The evolution is also happening on the innovation side, with organic tampons, menstrual cups and subscription delivery options offering more choice than ever.

This is the crux of Knixwear, a Canadian intimates brand known for its “period underwear.” Established in 2013, the leak-proof undies brand is one of a handful of companies in a period-friendly intimates category. Knixwear aimed to offer more realistic, body-positive alternatives, says Toronto-based founder and CEO Joanna Griffiths.

The brand is now targeting gen Z, with two styles of underwear designed with teens in mind (including a lower price point), marketed as Knixteen.

The average age to begin menstruation is now 12, and girls as young as nine are getting their periods, Griffiths says. That put Knixwear in the tricky position of making a product cool enough for its young customers while targeting the primary purchaser: mom.

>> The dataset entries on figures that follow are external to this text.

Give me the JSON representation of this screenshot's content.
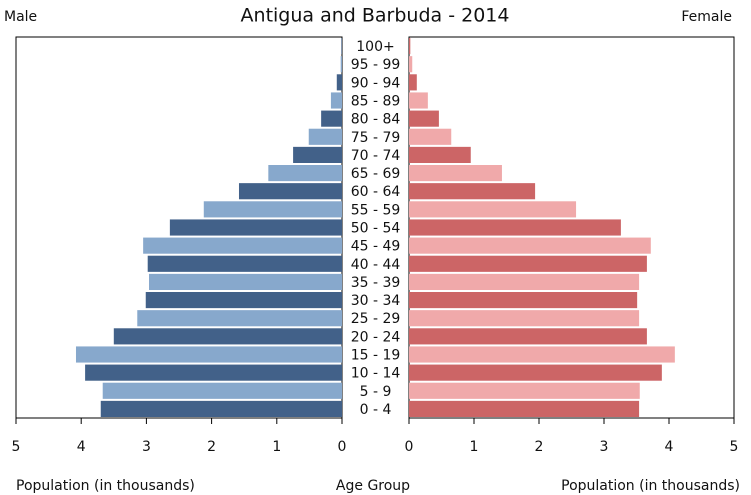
{
  "chart_data": {
    "type": "pyramid",
    "title": "Antigua and Barbuda - 2014",
    "categories": [
      "0 - 4",
      "5 - 9",
      "10 - 14",
      "15 - 19",
      "20 - 24",
      "25 - 29",
      "30 - 34",
      "35 - 39",
      "40 - 44",
      "45 - 49",
      "50 - 54",
      "55 - 59",
      "60 - 64",
      "65 - 69",
      "70 - 74",
      "75 - 79",
      "80 - 84",
      "85 - 89",
      "90 - 94",
      "95 - 99",
      "100+"
    ],
    "series": [
      {
        "name": "Male",
        "colors": [
          "#426189",
          "#87a8cc"
        ],
        "values": [
          3.7,
          3.67,
          3.94,
          4.08,
          3.5,
          3.14,
          3.01,
          2.96,
          2.98,
          3.05,
          2.64,
          2.12,
          1.58,
          1.13,
          0.75,
          0.51,
          0.32,
          0.17,
          0.08,
          0.02,
          0.01
        ]
      },
      {
        "name": "Female",
        "colors": [
          "#cc6566",
          "#f0a9aa"
        ],
        "values": [
          3.54,
          3.55,
          3.89,
          4.09,
          3.66,
          3.54,
          3.51,
          3.54,
          3.66,
          3.72,
          3.26,
          2.57,
          1.94,
          1.43,
          0.95,
          0.65,
          0.46,
          0.29,
          0.12,
          0.05,
          0.02
        ]
      }
    ],
    "xlabel": "Population (in thousands)",
    "categories_label": "Age Group",
    "xlim": [
      0,
      5
    ],
    "xticks": [
      0,
      1,
      2,
      3,
      4,
      5
    ]
  }
}
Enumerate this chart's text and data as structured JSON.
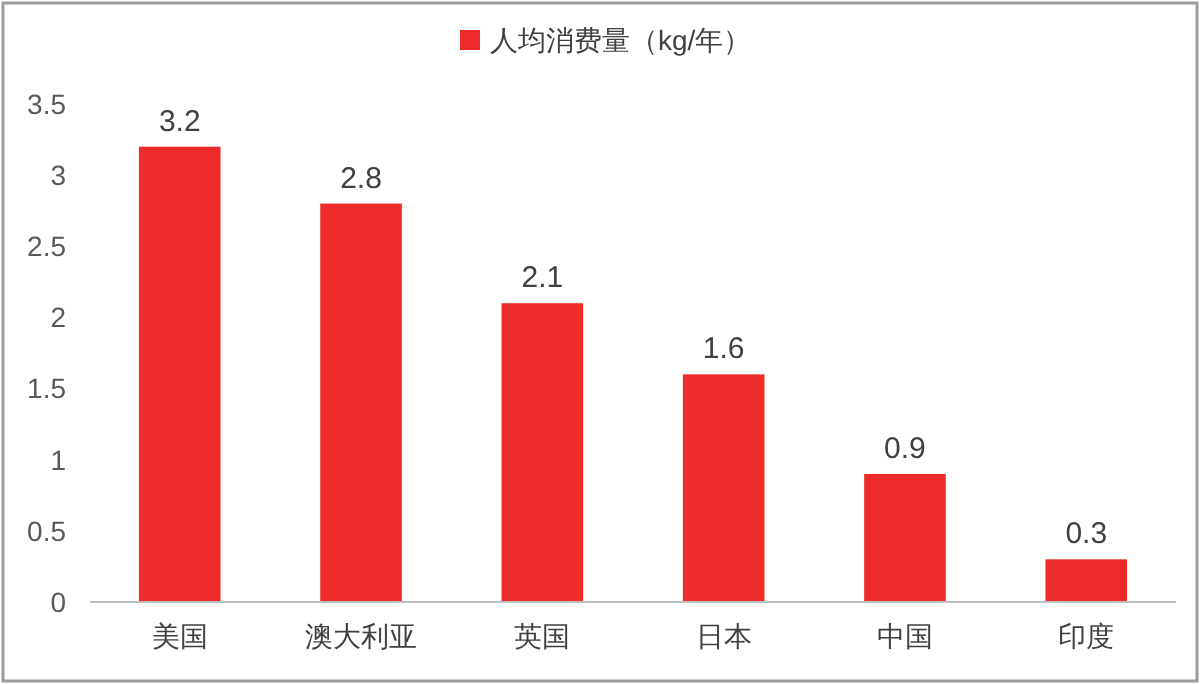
{
  "chart_data": {
    "type": "bar",
    "categories": [
      "美国",
      "澳大利亚",
      "英国",
      "日本",
      "中国",
      "印度"
    ],
    "series": [
      {
        "name": "人均消费量（kg/年）",
        "color": "#ee2b2b",
        "values": [
          3.2,
          2.8,
          2.1,
          1.6,
          0.9,
          0.3
        ]
      }
    ],
    "ylim": [
      0,
      3.5
    ],
    "yticks": [
      0,
      0.5,
      1,
      1.5,
      2,
      2.5,
      3,
      3.5
    ],
    "grid": false,
    "legend": "top",
    "data_labels": true
  }
}
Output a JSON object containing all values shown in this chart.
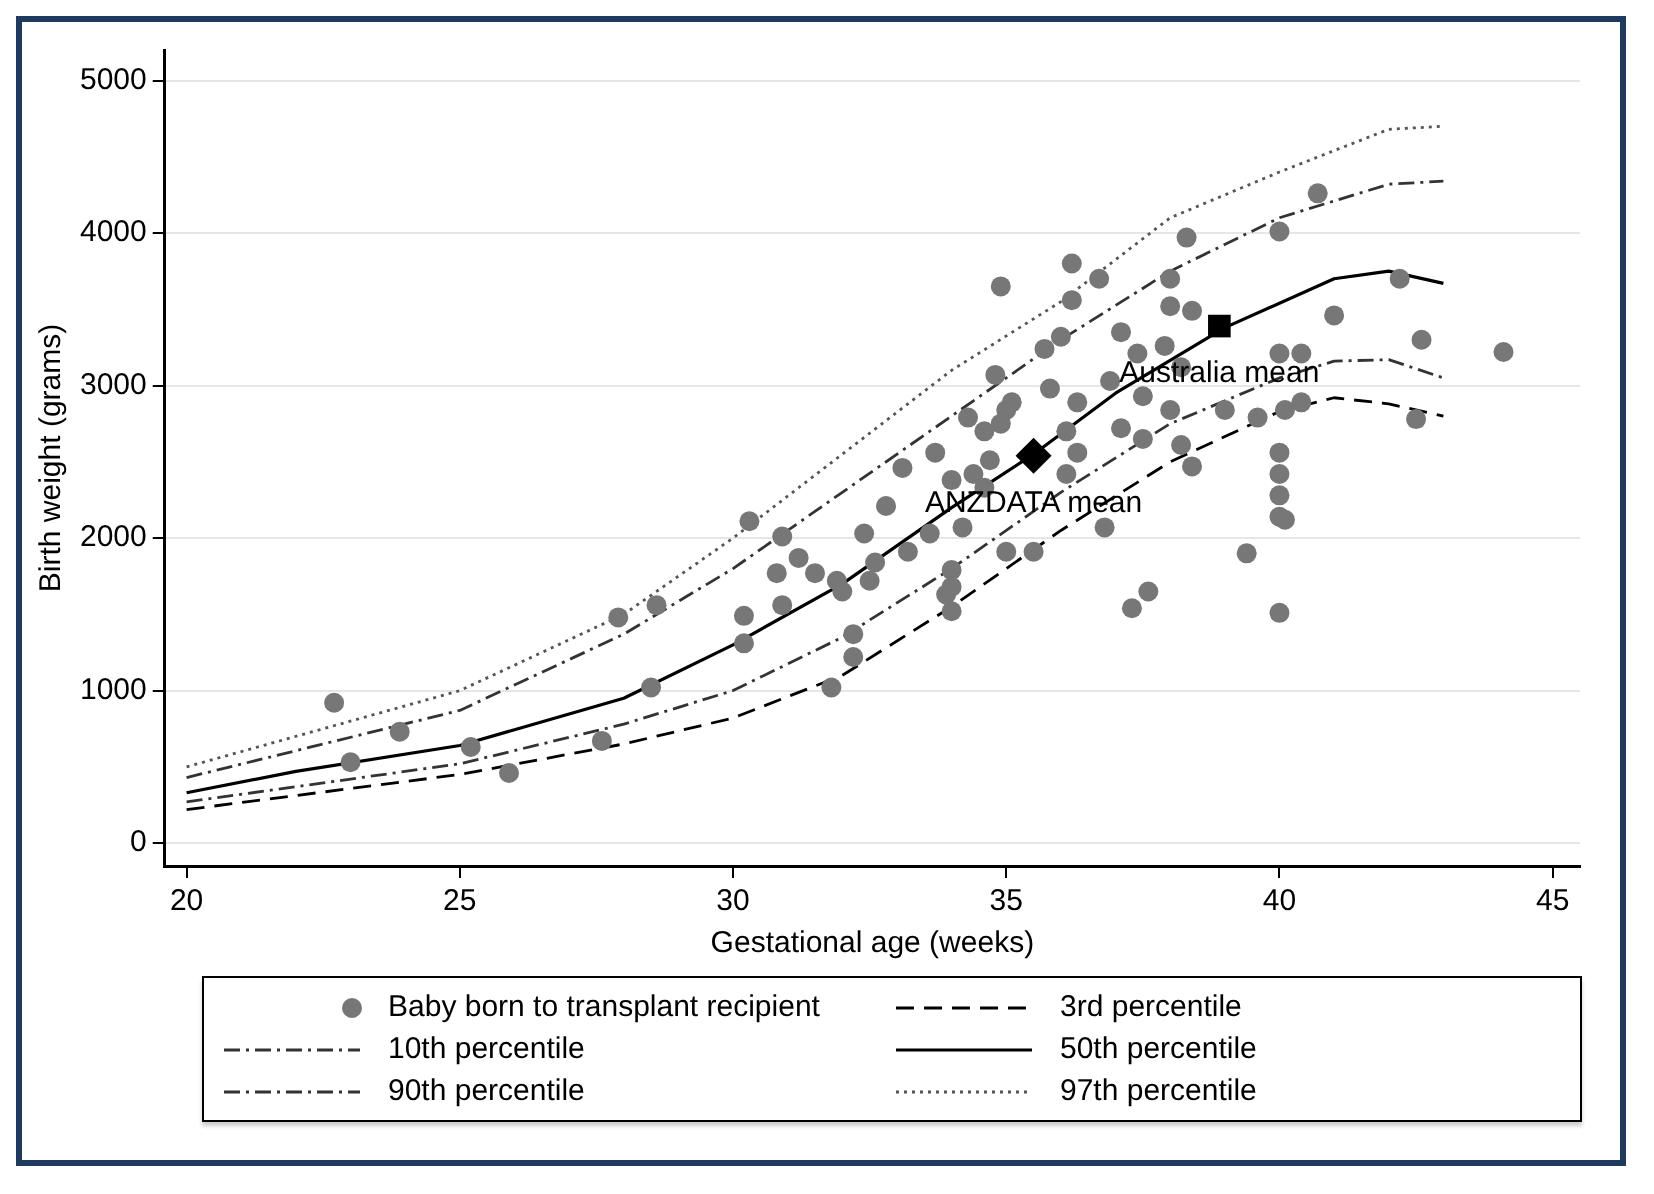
{
  "chart_data": {
    "type": "scatter",
    "xlabel": "Gestational age (weeks)",
    "ylabel": "Birth weight (grams)",
    "xlim": [
      19.6,
      45.5
    ],
    "xticks": [
      20,
      25,
      30,
      35,
      40,
      45
    ],
    "ylim": [
      -150,
      5200
    ],
    "yticks": [
      0,
      1000,
      2000,
      3000,
      4000,
      5000
    ],
    "grid": "y",
    "legend": "bottom",
    "annotations": [
      {
        "text": "Australia mean",
        "x": 38.9,
        "y": 3390
      },
      {
        "text": "ANZDATA mean",
        "x": 35.5,
        "y": 2540
      }
    ],
    "series": [
      {
        "name": "Baby born to transplant recipient",
        "type": "scatter",
        "marker": "circle",
        "color": "#777777",
        "x": [
          22.7,
          23.9,
          23.0,
          25.2,
          25.9,
          27.6,
          27.9,
          28.6,
          28.5,
          34.9,
          34.8,
          35.0,
          34.9,
          33.7,
          33.1,
          30.3,
          30.9,
          31.2,
          31.5,
          30.8,
          30.9,
          30.2,
          30.2,
          31.8,
          32.2,
          32.2,
          32.0,
          31.9,
          32.4,
          32.6,
          32.5,
          32.8,
          33.2,
          33.6,
          34.0,
          34.2,
          34.0,
          33.9,
          34.0,
          35.0,
          34.6,
          34.4,
          34.7,
          38.3,
          40.0,
          36.2,
          36.7,
          36.2,
          38.0,
          38.0,
          38.4,
          41.0,
          36.0,
          35.7,
          37.1,
          37.4,
          37.9,
          38.2,
          40.0,
          40.4,
          35.1,
          35.8,
          36.3,
          36.9,
          37.5,
          38.0,
          39.0,
          39.6,
          40.1,
          40.4,
          34.3,
          34.6,
          36.1,
          37.1,
          37.5,
          38.2,
          38.4,
          36.3,
          36.1,
          40.0,
          40.0,
          40.0,
          40.0,
          40.1,
          36.8,
          35.5,
          39.4,
          37.3,
          37.6,
          40.0,
          34.0,
          40.7,
          42.2,
          42.6,
          42.5,
          44.1
        ],
        "values": [
          920,
          730,
          530,
          630,
          460,
          670,
          1480,
          1560,
          1020,
          3650,
          3070,
          2840,
          2750,
          2560,
          2460,
          2110,
          2010,
          1870,
          1770,
          1770,
          1560,
          1490,
          1310,
          1020,
          1370,
          1220,
          1650,
          1720,
          2030,
          1840,
          1720,
          2210,
          1910,
          2030,
          2380,
          2070,
          1790,
          1630,
          1520,
          1910,
          2330,
          2420,
          2510,
          3970,
          4010,
          3800,
          3700,
          3560,
          3700,
          3520,
          3490,
          3460,
          3320,
          3240,
          3350,
          3210,
          3260,
          3120,
          3210,
          3210,
          2890,
          2980,
          2890,
          3030,
          2930,
          2840,
          2840,
          2790,
          2840,
          2890,
          2790,
          2700,
          2700,
          2720,
          2650,
          2610,
          2470,
          2560,
          2420,
          2560,
          2420,
          2280,
          2140,
          2120,
          2070,
          1910,
          1900,
          1540,
          1650,
          1510,
          1680,
          4260,
          3700,
          3300,
          2780,
          3220
        ]
      },
      {
        "name": "3rd percentile",
        "type": "line",
        "line_style": "dashed",
        "color": "#000000",
        "x": [
          20,
          25,
          28,
          30,
          32,
          34,
          36,
          38,
          40,
          41,
          42,
          43
        ],
        "values": [
          220,
          450,
          650,
          820,
          1100,
          1550,
          2050,
          2500,
          2830,
          2920,
          2880,
          2800
        ]
      },
      {
        "name": "10th percentile",
        "type": "line",
        "line_style": "dashdot",
        "color": "#333333",
        "x": [
          20,
          25,
          28,
          30,
          32,
          34,
          36,
          38,
          40,
          41,
          42,
          43
        ],
        "values": [
          270,
          520,
          780,
          1000,
          1350,
          1800,
          2300,
          2750,
          3050,
          3160,
          3170,
          3050
        ]
      },
      {
        "name": "50th percentile",
        "type": "line",
        "line_style": "solid",
        "color": "#000000",
        "x": [
          20,
          22,
          25,
          28,
          30,
          32,
          34,
          35.5,
          37,
          39,
          41,
          42,
          43
        ],
        "values": [
          330,
          470,
          640,
          950,
          1300,
          1700,
          2200,
          2550,
          2950,
          3380,
          3700,
          3750,
          3670
        ]
      },
      {
        "name": "90th percentile",
        "type": "line",
        "line_style": "dashdot",
        "color": "#333333",
        "x": [
          20,
          25,
          28,
          30,
          32,
          34,
          36,
          38,
          40,
          42,
          43
        ],
        "values": [
          430,
          870,
          1370,
          1800,
          2300,
          2800,
          3300,
          3750,
          4100,
          4320,
          4340
        ]
      },
      {
        "name": "97th percentile",
        "type": "line",
        "line_style": "dotted",
        "color": "#555555",
        "x": [
          20,
          25,
          28,
          30,
          32,
          34,
          36,
          38,
          40,
          42,
          43
        ],
        "values": [
          500,
          1000,
          1500,
          2000,
          2550,
          3100,
          3550,
          4100,
          4400,
          4680,
          4700
        ]
      },
      {
        "type": "scatter",
        "marker": "diamond",
        "color": "#000000",
        "x": [
          35.5
        ],
        "values": [
          2540
        ]
      },
      {
        "type": "scatter",
        "marker": "square",
        "color": "#000000",
        "x": [
          38.9
        ],
        "values": [
          3390
        ]
      }
    ]
  }
}
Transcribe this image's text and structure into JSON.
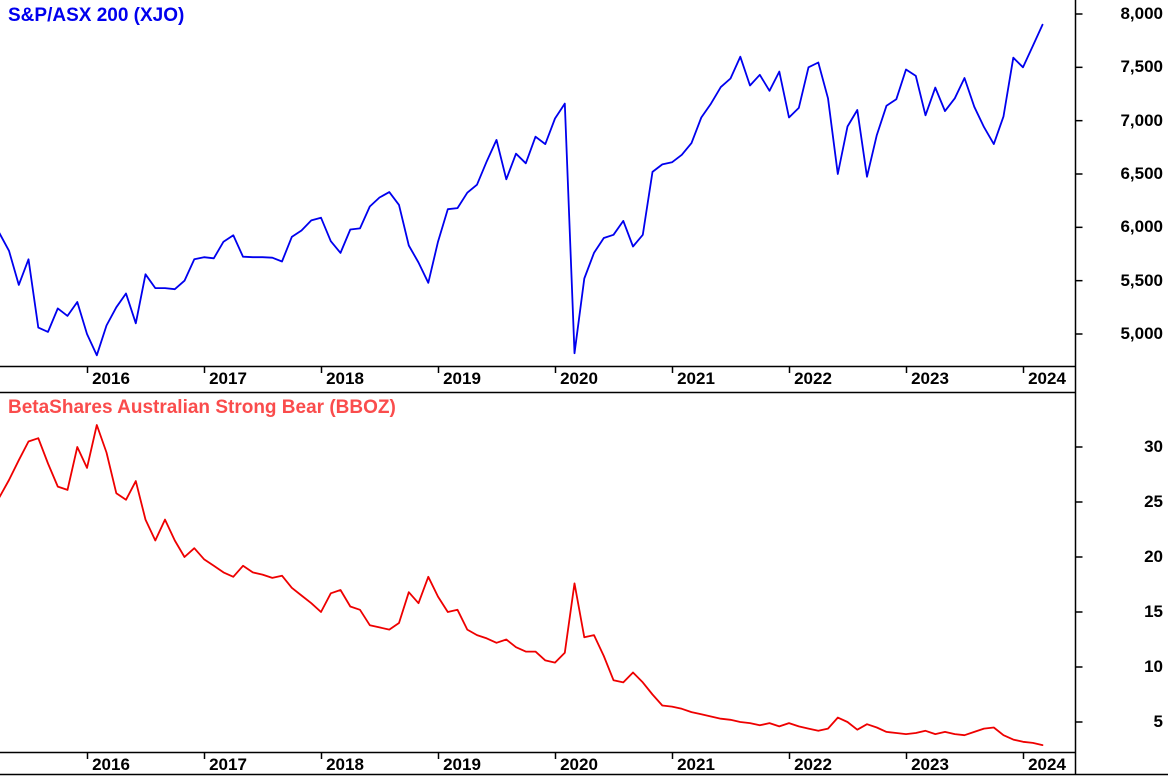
{
  "figure": {
    "top_panel": {
      "title": "S&P/ASX 200 (XJO)",
      "title_color": "#0000EE",
      "line_color": "#0000EE",
      "y_tick_labels": [
        "8,000",
        "7,500",
        "7,000",
        "6,500",
        "6,000",
        "5,500",
        "5,000"
      ]
    },
    "bottom_panel": {
      "title": "BetaShares Australian Strong Bear (BBOZ)",
      "title_color": "#FA4C4C",
      "line_color": "#EE0000",
      "y_tick_labels": [
        "30",
        "25",
        "20",
        "15",
        "10",
        "5"
      ]
    },
    "x_tick_labels": [
      "2016",
      "2017",
      "2018",
      "2019",
      "2020",
      "2021",
      "2022",
      "2023",
      "2024"
    ]
  },
  "chart_data": [
    {
      "type": "line",
      "title": "S&P/ASX 200 (XJO)",
      "series_name": "XJO",
      "color": "#0000EE",
      "x": {
        "start": "2015-04",
        "end": "2024-03",
        "interval": "monthly"
      },
      "x_tick_labels": [
        "2016",
        "2017",
        "2018",
        "2019",
        "2020",
        "2021",
        "2022",
        "2023",
        "2024"
      ],
      "y_axis": {
        "ticks": [
          8000,
          7500,
          7000,
          6500,
          6000,
          5500,
          5000
        ],
        "ylim": [
          4700,
          8130
        ],
        "side": "right"
      },
      "grid": false,
      "legend": false,
      "values": [
        5950,
        5780,
        5460,
        5700,
        5060,
        5020,
        5240,
        5170,
        5300,
        5000,
        4800,
        5080,
        5250,
        5380,
        5100,
        5560,
        5430,
        5430,
        5420,
        5500,
        5700,
        5720,
        5710,
        5865,
        5925,
        5725,
        5720,
        5720,
        5715,
        5680,
        5910,
        5970,
        6065,
        6090,
        5870,
        5760,
        5980,
        5990,
        6195,
        6280,
        6330,
        6210,
        5830,
        5670,
        5480,
        5865,
        6170,
        6180,
        6325,
        6400,
        6620,
        6820,
        6450,
        6690,
        6600,
        6850,
        6780,
        7020,
        7160,
        4820,
        5520,
        5760,
        5900,
        5930,
        6060,
        5820,
        5930,
        6520,
        6590,
        6610,
        6680,
        6790,
        7030,
        7160,
        7315,
        7395,
        7600,
        7330,
        7430,
        7280,
        7460,
        7030,
        7120,
        7500,
        7545,
        7210,
        6500,
        6945,
        7100,
        6475,
        6865,
        7140,
        7200,
        7480,
        7420,
        7050,
        7310,
        7090,
        7210,
        7400,
        7130,
        6940,
        6780,
        7040,
        7590,
        7500,
        7700,
        7900
      ]
    },
    {
      "type": "line",
      "title": "BetaShares Australian Strong Bear (BBOZ)",
      "series_name": "BBOZ",
      "color": "#EE0000",
      "x": {
        "start": "2015-04",
        "end": "2024-03",
        "interval": "monthly"
      },
      "x_tick_labels": [
        "2016",
        "2017",
        "2018",
        "2019",
        "2020",
        "2021",
        "2022",
        "2023",
        "2024"
      ],
      "y_axis": {
        "ticks": [
          30,
          25,
          20,
          15,
          10,
          5
        ],
        "ylim": [
          2.3,
          35
        ],
        "side": "right"
      },
      "grid": false,
      "legend": false,
      "values": [
        25.4,
        27.0,
        28.8,
        30.5,
        30.8,
        28.5,
        26.4,
        26.1,
        30.0,
        28.1,
        32.0,
        29.5,
        25.8,
        25.2,
        26.9,
        23.4,
        21.5,
        23.4,
        21.5,
        20.0,
        20.8,
        19.8,
        19.2,
        18.6,
        18.2,
        19.2,
        18.6,
        18.4,
        18.1,
        18.3,
        17.2,
        16.5,
        15.8,
        15.0,
        16.7,
        17.0,
        15.5,
        15.2,
        13.8,
        13.6,
        13.4,
        14.0,
        16.8,
        15.8,
        18.2,
        16.4,
        15.0,
        15.2,
        13.4,
        12.9,
        12.6,
        12.2,
        12.5,
        11.8,
        11.4,
        11.4,
        10.6,
        10.4,
        11.3,
        17.6,
        12.7,
        12.9,
        11.0,
        8.8,
        8.6,
        9.5,
        8.6,
        7.5,
        6.5,
        6.4,
        6.2,
        5.9,
        5.7,
        5.5,
        5.3,
        5.2,
        5.0,
        4.9,
        4.7,
        4.9,
        4.6,
        4.9,
        4.6,
        4.4,
        4.2,
        4.4,
        5.4,
        5.0,
        4.3,
        4.8,
        4.5,
        4.1,
        4.0,
        3.9,
        4.0,
        4.2,
        3.9,
        4.1,
        3.9,
        3.8,
        4.1,
        4.4,
        4.5,
        3.8,
        3.4,
        3.2,
        3.1,
        2.9
      ]
    }
  ]
}
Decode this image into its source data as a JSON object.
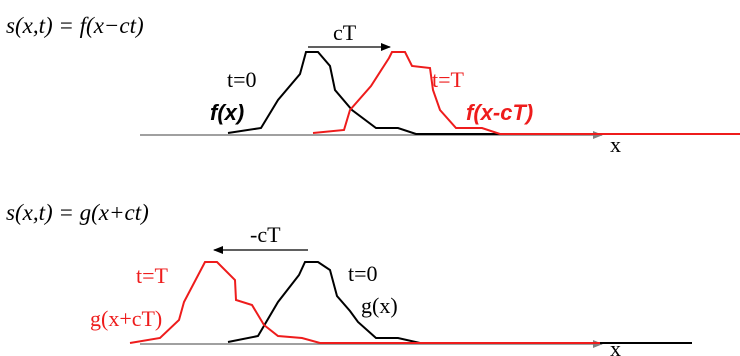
{
  "colors": {
    "black": "#000000",
    "red": "#ee1c1c",
    "axis": "#808080"
  },
  "top_panel": {
    "equation": "s(x,t) = f(x−ct)",
    "shift_label": "cT",
    "pulse_t0_time": "t=0",
    "pulse_t0_func": "f(x)",
    "pulse_tT_time": "t=T",
    "pulse_tT_func": "f(x-cT)",
    "axis_label": "x"
  },
  "bottom_panel": {
    "equation": "s(x,t) = g(x+ct)",
    "shift_label": "-cT",
    "pulse_tT_time": "t=T",
    "pulse_tT_func": "g(x+cT)",
    "pulse_t0_time": "t=0",
    "pulse_t0_func": "g(x)",
    "axis_label": "x"
  }
}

Design has been key. Agency Leo Burnett created Knixteen’s packaging to be reusable, so it can double up as a pencil case or makeup bag for teens. It also included microwaveable towels that can go inside the bag to turn it into a heating pad – something its customers have responded to with a lot of enthusiasm on social, Griffiths says.

Meanwhile, the balancing act of also reaching mom came to life in its ad campaign this summer and during the back-to-school period. The campaign shows typical settings, like the school cafeteria, with voiceover from the annoying “period” talking about how it’s about to disrupt the situation. The Knixteen wearer is able to tell her period to “shut up.”

The creative is meant to be “honest and timeless,” speaking to Knixteen’s brand positioning of normalizing periods, Griffiths says. “Whether you were born in 1975 or 2005, the moments are kind of the same.”

Since launching in 2013 – and becoming a “digital first” brand in 2015, now selling almost exclusively through ecommerce – Knixwear has sold more than 500,000 brands and underwear, shipping to over 55 countries. Over the past 12 months, it’s reported 1,900% growth in online sales.